A função do leigo no mundo
Ligia de Medeiros *
Nós, leigos e leigas, pertencentes à comunidade inaciana, fomos evangelizados, o que nos torna evangelizadores. O que é evangelizar? É dar testemunho, de maneira simples e direta de Deus, revelado por Jesus Cristo, no Espírito Santo. Qual a nossa vocação? O Concílio Vaticano II diz que é administrar e ordenar as coisas temporais em busca do reino de Deus.
Portanto, a eles [leigos] compete especialmente,
iluminar e ordenar de tal modo as realidades temporais,
a que estão estreitamente ligados,
que elas sejam sempre feitas segundo Cristo e
progridam e glorifiquem o Criador e Redentor.
Para a Igreja, a função do leigo, não é tanto a de pregar o Evangelho, mas ser capaz de mudar a sociedade aonde ele se insere. O Evangelho quer que, com a nossa ação, sejamos capazes de mudar os critérios de julgar, as fontes inspiradoras, as linhas de pensamento, os valores, os modelos de vida. A ação evangelizadora vem para converter, ao mesmo tempo, a consciência pessoal e coletiva dos homens.
Nós aprendemos uns com os outros. Os cristãos leigos que vivem o seguimento de Jesus na família, na sociedade, na comunidade da Igreja, no trabalho, contribuem para a educação dos outros, numa ação de aprendizagem recíproca.
A missão da Igreja de formar leigos missionários conscientes e ativos vai ao encontro da necessidade de uma Igreja em saída, que lida com questões cada vez mais desafiadoras no momento atual.
Ajudemos a carregar os fardos uns dos outros;
assim, viveremos a caridade e
cumpriremos a lei de Cristo.
Sabemos que o joio e o trigo convivem e trazem tumulto às nossas vidas. A parábola dos pescadores que jogam a rede e que recolhe peixes graúdos e bagres, nos diz que a bondade e a maldade convivem no mundo. Com separar uns dos outros? Santo Inácio de Loyola fala da necessidade de ordenar os afetos. Para os que não estão familiarizados com a linguagem inaciana, ordenar os afetos vem a ser o preparo e a disposição da alma para tirar de nós todas as afeições desordenadas que nos afastam de procurar e de encontrar a vontade divina. Fazer a vontade do Pai é o máximo de liberdade que podemos desejar: “Ame e faça o que quiser, pois nada do que você fizer por amor será pecado”, diz Santo Agostinho. Crescer em liberdade e domínio de nós mesmos — é isso que é o amor de Deus nos provoca. Parece paradoxal a ordem de fazer a vontade do Pai para atingirmos a liberdade, mas é que a liberdade está em Deus! Não existe liberdade para pecar. Quem peca não é dono de si, o pecado é que é possui o pecador.

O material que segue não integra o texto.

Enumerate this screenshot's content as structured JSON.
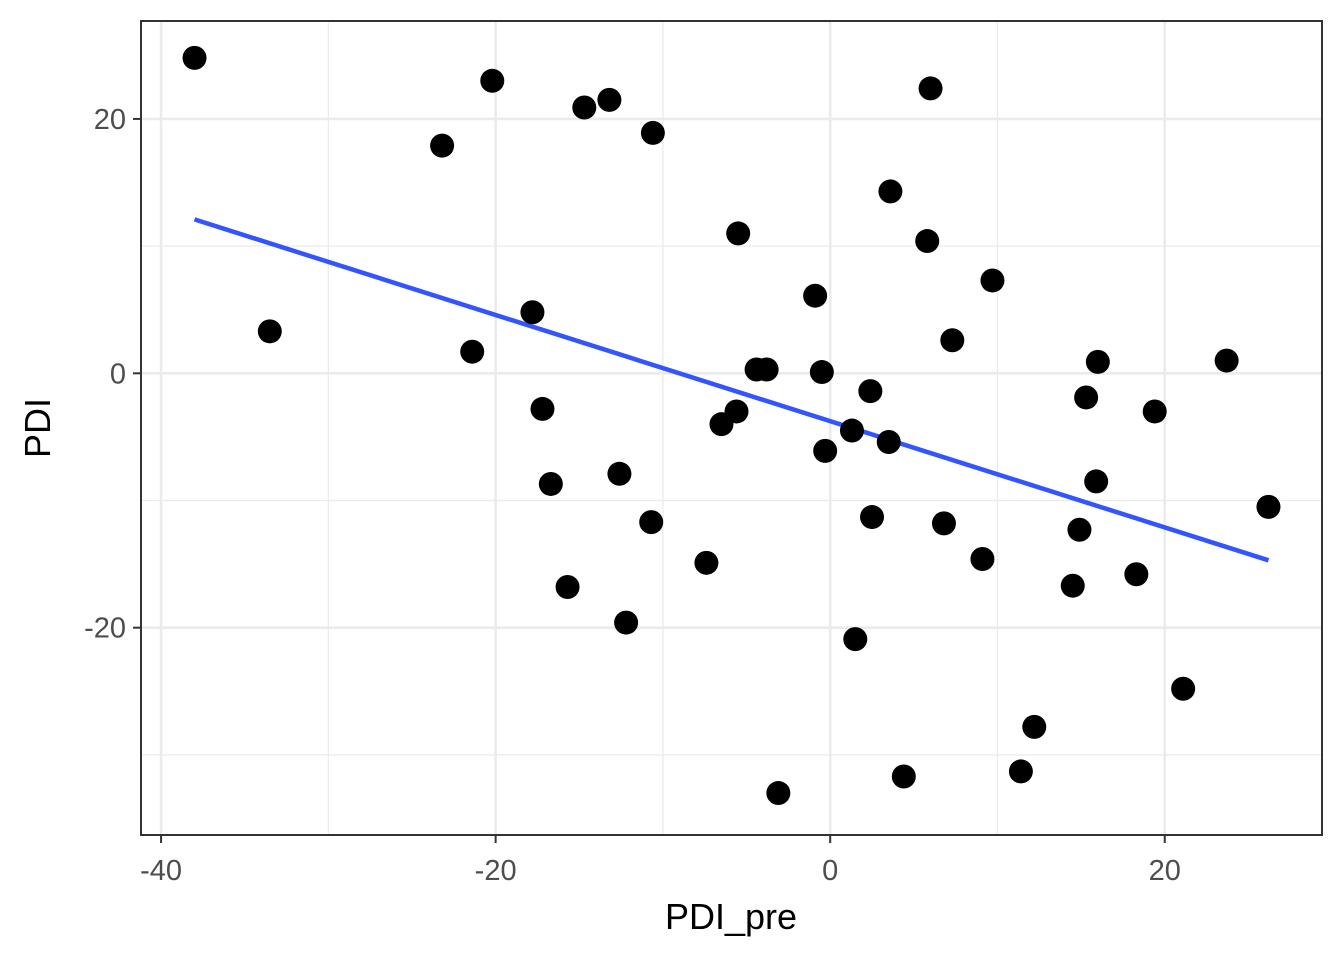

As obras de misericórdia superam a indiferença e alcançam a paz que, de outra maneira, é uma utopia. A expressão “globalização da indiferença”, usada pelo Papa Francisco, capta a falta de sensibilidade e de banalização de tantos problemas, como a ganância, segregação, violência, idolatria ao dinheiro, coisificação da nossa humanidade, que é santificada.
No documento 105 da CNBB, está citado que a alma do mercado entrou na alma humana e criou condições perversas de vida, favorecendo uma lógica egoísta e de disputa nas relações.
O contraponto a essa globalização da indiferença é a percepção, com esperança e gratidão, da presença dos cristãos leigos e leigas, santos e santas entre nós. São fortes na fé, solidários e fraternos, intensos na oração, humildes no perdão, silenciosos na ação. Com alegria e perseverança visitam as casas, os hospitais, os presídios, as periferias e atuam em movimentos eclesiais, sociais e políticos, levando a santificação nas estruturas e realidades do mundo. Formam uma nova família que não nasceu da carne e do sangue, mas da Palavra, da Eucaristia, do testemunho dos apóstolos e pela força do Espírito Santo.
Nesse ano dedicado ao laicato, vamos ser sal da terra e luz do mundo — porém é Cristo Jesus o nosso tempero e a nossa fonte de luz.
Vigília da Transfiguração, agosto 2018.
* Lígia de Medeiros é artista, designer e educadora.